Water Insights Seminar: Climate Change and Impacts on Agriculture and Natural Resources

Date and Time
Location
Online

Water Insights is an interdisciplinary seminar series on water science, water management, and water policy sponsored by the Institute for Sustainable Agricultural, Food, and Environmental Science (SAFES). Speakers include researchers, water managers, and water policy makers from Penn State, other universities, government agencies and non-governmental organizations.
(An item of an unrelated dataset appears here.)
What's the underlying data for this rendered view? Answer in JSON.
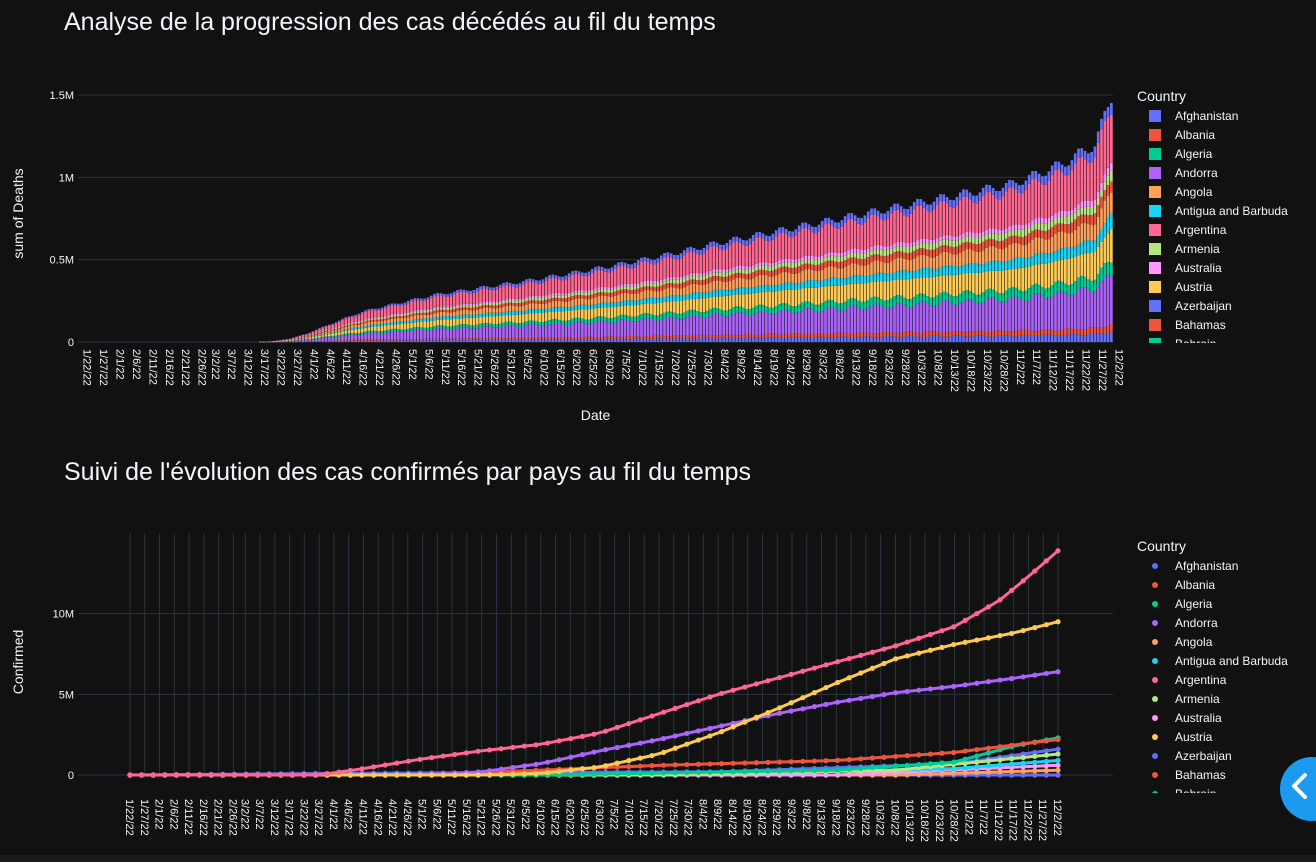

Climate change, especially changes in air temperature, shortwave radiation and vapor pressure deficit, influences agro-ecosystem practices and production outcomes and hydrologic balances on various scales. Detailed quantifications of magnitude and trends in climate variables are necessary for determining potential positive or negative effects on natural resources so that appropriate management practices and strategies can be developed to mitigate negative impacts. Furthermore, long-term monitoring agro-ecosystem response to variations and changes in climate variables through water and energy fluxes measurements need to be developed to infer direct feedback from agro-ecosystem response to climate. Such long-term flux data can be vital for understanding the soil-water-vegetation-climate continuum and interactions to better assess the climate impacts. Long-term fluxes are also necessary for assessing the impact of land use and management changes on water balances under changing climate. Accomplishing these goals requires measurement of water vapor and energy exchanges between various vegetation surfaces and microclimates for long-enough periods to empathize the behavior and dynamics involved with the flux transfer so that robust models can be developed to predict these processes under different scenarios. This presentation will focus on some of the potential implications of climate change on agro-ecosystems and will present an example of a robust, successful, and long-term flux measurement network that the presenter had established previously and will present his plans on replicating a similar flux network for Pennsylvania agro-ecosystems monitoring.